Stöckli Hans · Nationalrat · 2005-12-14
Stöckli Hans · Nationalrat · Bern · Sozialdemokratische Fraktion · 2005-12-14
Wortprotokoll
Die SP-Fraktion beantragt Ihnen, die Bundesbeschlüsse I und II gutzuheissen und den Bundesbeschluss III, wie es der Ständerat tat, an den Bundesrat zurückzuweisen. Bekanntlich geht es ja nicht um die Standortfrage; St. Gallen wurde ausgewählt, und das Bundesverwaltungsgericht soll auch in dieser Stadt seinen Platz finden. An diesem Entscheid soll nicht gerüttelt werden. Es geht auch nicht darum, eine Verzögerung zu bewirken. Nachdem aber der Ständerat bekanntlich mit 33 zu 6 Stimmen klar die Rückweisung beschlossen hat, beschleunigen wir das Verfahren, wenn auch wir die Rückweisung beschliessen, denn bekanntlich brauchte es nach Artikel 89 Absatz 3 des Parlamentsgesetzes einen Rückkommensentscheid des Ständerates, damit in der Sache materiell entschieden werden könnte. Es gibt in dieser Hinsicht keine Anzeichen, dass der Ständerat dies tun möchte.
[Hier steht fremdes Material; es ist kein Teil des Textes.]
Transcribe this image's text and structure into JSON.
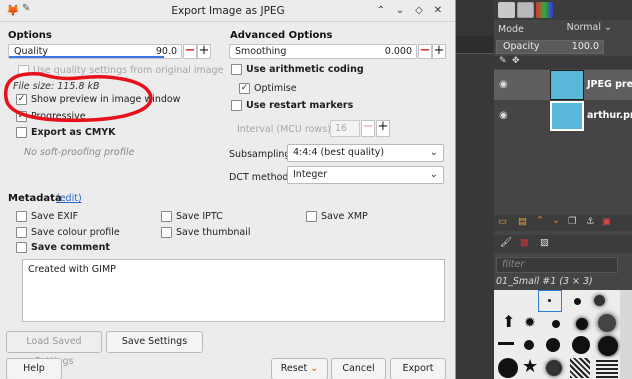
{
  "dialog": {
    "title": "Export Image as JPEG",
    "options_header": "Options",
    "quality": {
      "label": "Quality",
      "value": "90.0",
      "level": 0.9
    },
    "use_quality_from_original": "Use quality settings from original image",
    "file_size": "File size: 115.8 kB",
    "show_preview": "Show preview in image window",
    "progressive": "Progressive",
    "export_cmyk": "Export as CMYK",
    "no_soft_proofing": "No soft-proofing profile",
    "advanced_header": "Advanced Options",
    "smoothing": {
      "label": "Smoothing",
      "value": "0.000",
      "level": 0.0
    },
    "use_arithmetic": "Use arithmetic coding",
    "optimise": "Optimise",
    "use_restart_markers": "Use restart markers",
    "interval_label": "Interval (MCU rows):",
    "interval_value": "16",
    "subsampling_label": "Subsampling",
    "subsampling_value": "4:4:4 (best quality)",
    "dct_label": "DCT method",
    "dct_value": "Integer",
    "metadata_header": "Metadata",
    "metadata_edit": "(edit)",
    "save_exif": "Save EXIF",
    "save_iptc": "Save IPTC",
    "save_xmp": "Save XMP",
    "save_colour_profile": "Save colour profile",
    "save_thumbnail": "Save thumbnail",
    "save_comment": "Save comment",
    "comment_text": "Created with GIMP",
    "load_saved_settings": "Load Saved Settings",
    "save_settings": "Save Settings",
    "help": "Help",
    "reset": "Reset",
    "cancel": "Cancel",
    "export": "Export"
  },
  "layers_panel": {
    "mode_label": "Mode",
    "mode_value": "Normal",
    "opacity_label": "Opacity",
    "opacity_value": "100.0",
    "layers": [
      "JPEG preview",
      "arthur.png"
    ],
    "filter_placeholder": "filter",
    "brush_name": "01_Small #1 (3 × 3)"
  },
  "colors": {
    "accent": "#3b78e7",
    "annotation": "#e8101a",
    "minus": "#d23030"
  }
}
Worum geht es? Es geht darum, dass die SP-Fraktion Mühe hat, dass ein Bundesverwaltungsgerichtsgebäude, das auf lange Zeit angelegt ist, das neu erstellt wird, nur gemietet werden soll. Es ist inakzeptabel, dass die Mietlösung teurer zu stehen kommt, als wenn der Bund selbst als Bauherr auftreten würde, und zwar geht es um mindestens 6 Millionen Franken. Deshalb ist es sicher richtig, dass diese Vorlage nochmals überprüft wird. Es geht nicht darum, Vorwürfe darüber zu machen, wie es zu diesem Problem gekommen ist. Mit der Rückweisung, wie sie der Ständerat beschlossen hat, kann das Parlament frei entscheiden, ob es das Eigentum oder die Miete bevorzugt.
Natürlich - und da sind wir uns einig - muss der Kanton St. Gallen noch einen Schritt tun, sich noch etwas in Bewegung setzen, so wie es die anderen, unterlegenen Kantone gemacht hätten und wie es auch der Kanton Tessin gemacht hat. Zweifellos widerspricht der Antrag, den ich hier stelle, nicht dem Prinzip von Treu und Glauben, weil ja unter allen Umständen auch eine Eigentumslösung möglich ist und - das ist wichtig - weil der Bundesrat die Verträge selbstverständlich immer unter dem Vorbehalt der Zustimmung des finanzkompetenten Organs, der Bundesversammlung, gemacht hat.
Die Rückweisung gibt dem Bundesrat die Chance, einen Entscheid, den wir hier im Rahmen des EP 2003 gefällt haben, einen falschen Sparentscheid, zu korrigieren.
Ich ersuche Sie, die Vorlagen 1 und 2 gutzuheissen und die Vorlage 3 an den Bundesrat zurückzuweisen.